Hi, back again with a new issue. For those keeping track, my brakes are operating flawlessly after the initial problem with a new master cylinder. However, without my noticing, over a period of maybe two months or so, the idle manifold vacuum in neutral has dropped from 20 to 16+. To diagnose I snugged up the four carb mounting screws and disconnected and plugged all vacuum hoses from the carb except for the vacuum gauge and the one going to the vacuum actuated diaphragm that regulates the spark advance on the engine control computer. With that disconnected and plugged the idle vacuum goes way down. I did this by disconnecting the larger hose going from the carb to the plastic manifold that distributes the vacuum to varies components that use it, and teeing off it to the vacuum gauge and the spark advance diaphragm. There was no change in the idle vacuum reading, still at 16+.

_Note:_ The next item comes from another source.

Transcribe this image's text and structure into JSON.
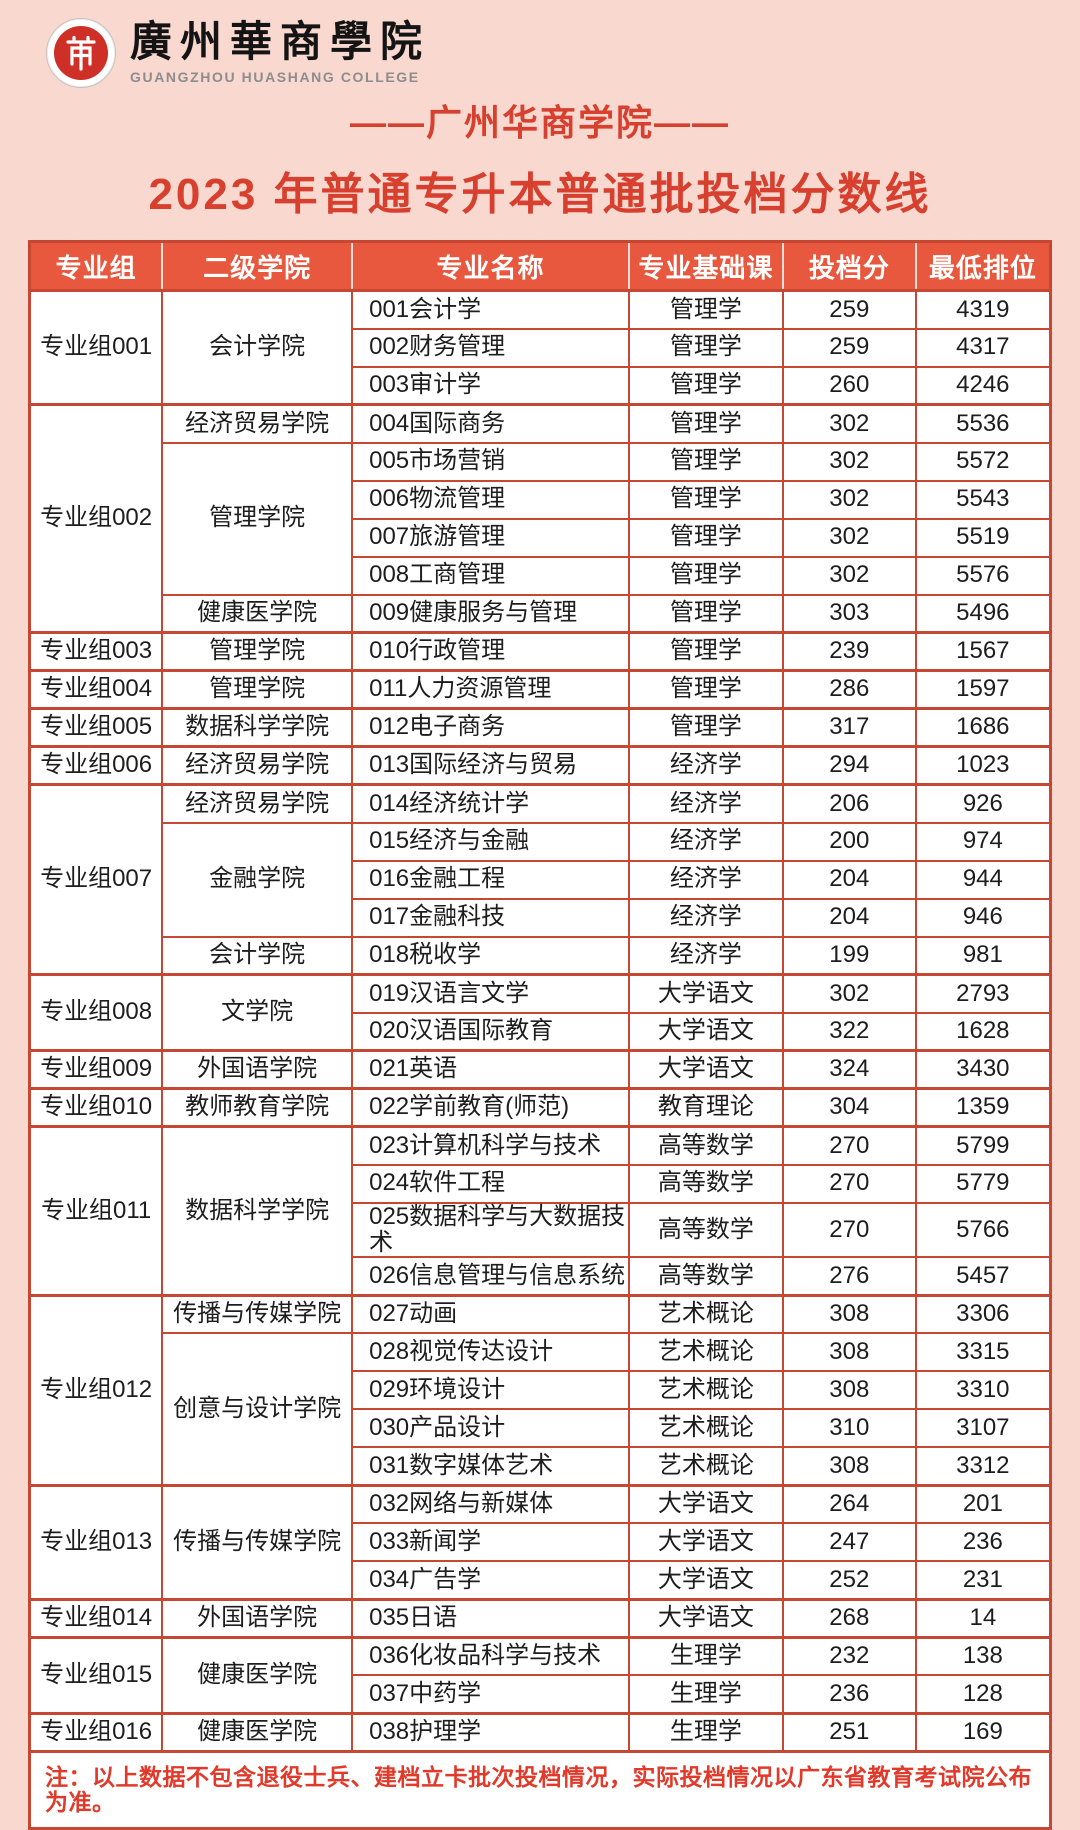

I also noticed that the engine seems to have less power (subjective), and freeway gas mileage on a 400 hundred mile trip has gone from 21+ to 17+. I suppose I should check to make sure all the spark plugs are tight. Other than that, does anyone have any ideas what could be causing this significant drop in manifold vacuum and mileage? I have a vacuum gauge hooked up full time in the cab, but failed to notice exactly when, or over what period of time the drop took place, but it had to be within the last month or two. I certainly haven’t removed and replaced any plugs in that time.

Thanks
Jack


#2

You may have an intake manifold gasket leak.


#3

The vacuum drop might be caused by a stretched timing chain.

If the chain is stretched, it causes the valve timing to be off.

Here’s how to check for a stretched timing chain.

Tester


#4

A restricted exhaust is another posssibility.


#5

Thanks, I think I remember reading that one way to check for an intake manifold gasket leak is to use a propane torch (unlit of course) and run it around the edge of the intake maniold to see if the RPMs increase.

Thanks, that looks simple enough. I will definitely check and report back.

Quite a while back I manufactured a device to check exhaust back pressure. I will have to dig it out and see if it reads within specs.